Monday, November 12, 2007

The History of the Church

In our discussion of prioritizing reading as a newcomer to Christianity or Lutheranism or both, I started remembering some of the reading I did at that point in my life.

Actual scripture reading was accomplished largely by our family deciding to sit down every evening and just read aloud through the Bible. Once that became habit, over a period of five or so years we actually did read through all of scripture five or six times. Seems simple enough, but having the grace as a family to do so is quite a delight, and I consider that little window of life to have been very fortunate for me. The effect of doing this can't be overstated. As young Lutherans, we kept finding passages from scripture that were in the liturgy, until we eventually came to see that all of the liturgy was borrowed from scripture. Discovering this first-hand is really reassuring. It taught me much about what was going on in the Divine Service. As the redoubtable Norman Nagel wrote in the introduction to LW, Missouri's just-discarded hymnal:
"Our Lord speaks and we listen. His Word bestows what it says. Faith that is born from what is heard acknowledges the gifts received with eager thankfulness and praise...Saying back to him what he has said to us, we repeat what is most true and sure. Most true and sure is his name, which he put upon us with the water of our Baptism. We are his. This we acknowledge at the beginning of the Divine Service. Where his name is, there is he. Before him we acknowledge that we are sinners, and we plead for forgiveness. His forgiveness is given us, and we, freed and forgiven, acclaim him as our great and gracious God as we apply to ourselves the words he has used to make himself known to us." (Bold face mine)

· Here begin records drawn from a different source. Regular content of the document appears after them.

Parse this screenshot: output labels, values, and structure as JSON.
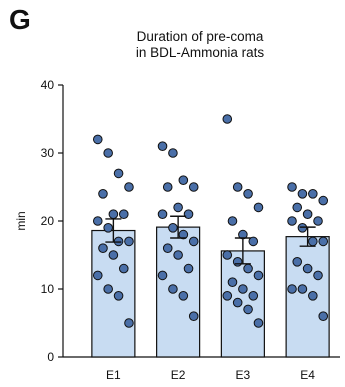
{
  "panel_label": "G",
  "chart_data": {
    "type": "bar",
    "title": [
      "Duration of pre-coma",
      "in BDL-Ammonia rats"
    ],
    "xlabel": "",
    "ylabel": "min",
    "ylim": [
      0,
      40
    ],
    "yticks": [
      0,
      10,
      20,
      30,
      40
    ],
    "categories": [
      "E1",
      "E2",
      "E3",
      "E4"
    ],
    "values": [
      18.6,
      19.1,
      15.6,
      17.7
    ],
    "sem": [
      1.7,
      1.6,
      1.9,
      1.4
    ],
    "points": [
      [
        32,
        30,
        27,
        25,
        24,
        21,
        21,
        20,
        19,
        17,
        17,
        16,
        15,
        13,
        12,
        10,
        9,
        5
      ],
      [
        31,
        30,
        26,
        25,
        25,
        22,
        21,
        21,
        19,
        18,
        17,
        16,
        15,
        13,
        12,
        10,
        9,
        6
      ],
      [
        35,
        25,
        24,
        22,
        20,
        18,
        17,
        15,
        14,
        13,
        12,
        11,
        10,
        9,
        9,
        8,
        7,
        5
      ],
      [
        25,
        24,
        24,
        23,
        22,
        21,
        20,
        20,
        19,
        17,
        17,
        14,
        13,
        12,
        10,
        10,
        9,
        6
      ]
    ],
    "bar_color": "#c8dcf2",
    "point_color": "#4a6fa8",
    "grid": false,
    "legend": "none"
  }
}
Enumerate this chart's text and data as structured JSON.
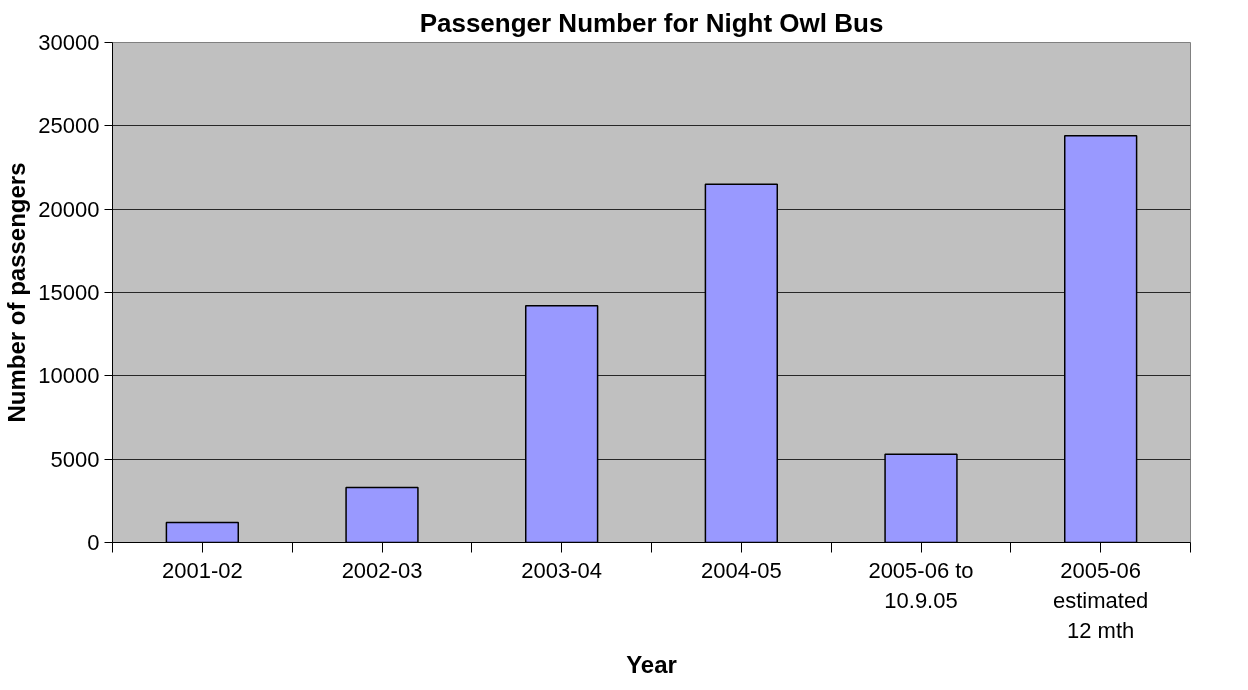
{
  "chart_data": {
    "type": "bar",
    "title": "Passenger Number for Night Owl Bus",
    "xlabel": "Year",
    "ylabel": "Number of passengers",
    "categories": [
      "2001-02",
      "2002-03",
      "2003-04",
      "2004-05",
      "2005-06 to 10.9.05",
      "2005-06 estimated 12 mth"
    ],
    "values": [
      1200,
      3300,
      14200,
      21500,
      5300,
      24400
    ],
    "color": "#9999ff",
    "ylim": [
      0,
      30000
    ],
    "yticks": [
      0,
      5000,
      10000,
      15000,
      20000,
      25000,
      30000
    ],
    "grid": "y"
  }
}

Once scripture became a bit more firmly embedded in the heart, my next yearning was to learn the history of the church. I stumbled upon a used copy of Walker's A HISTORY OF THE CHRISTIAN CHURCH, reprint circa 1950's somewhere (It keeps getting revised and updated). This was for me just a lot of fun to read, and I really absorbed it. It has been a very nice resource to go back to, but mainly what it accomplished was to put the major church players and antiplayers and their relationships firmly in my mind. One begins to see in the unfolding of the church in its first few centuries how important a role heresy played, as the church strove to define the canon; the Trinity; the person of Christ; the role of man in salvation, etc. Try keeping track of how many times Athanasius, and then Arius, and then Athanasius again were kicked out of the church, and then reinstated, and then kicked out again! Waltz through the exotic heresies of the church: Gnosticism, the Marcion situation, Montanism, Dynamic Monarchianism (and its cousin, Modalistic Monarchianism!), Arianism, the later Christological controversies, Pelagius. For a certain kind of diverse personality, this stuff rocks.


I would definitely add readings concerned with the overall history of the church to my top-ten reading list. But then, I like to grab the global view before descending into the morass of historical and theological detail.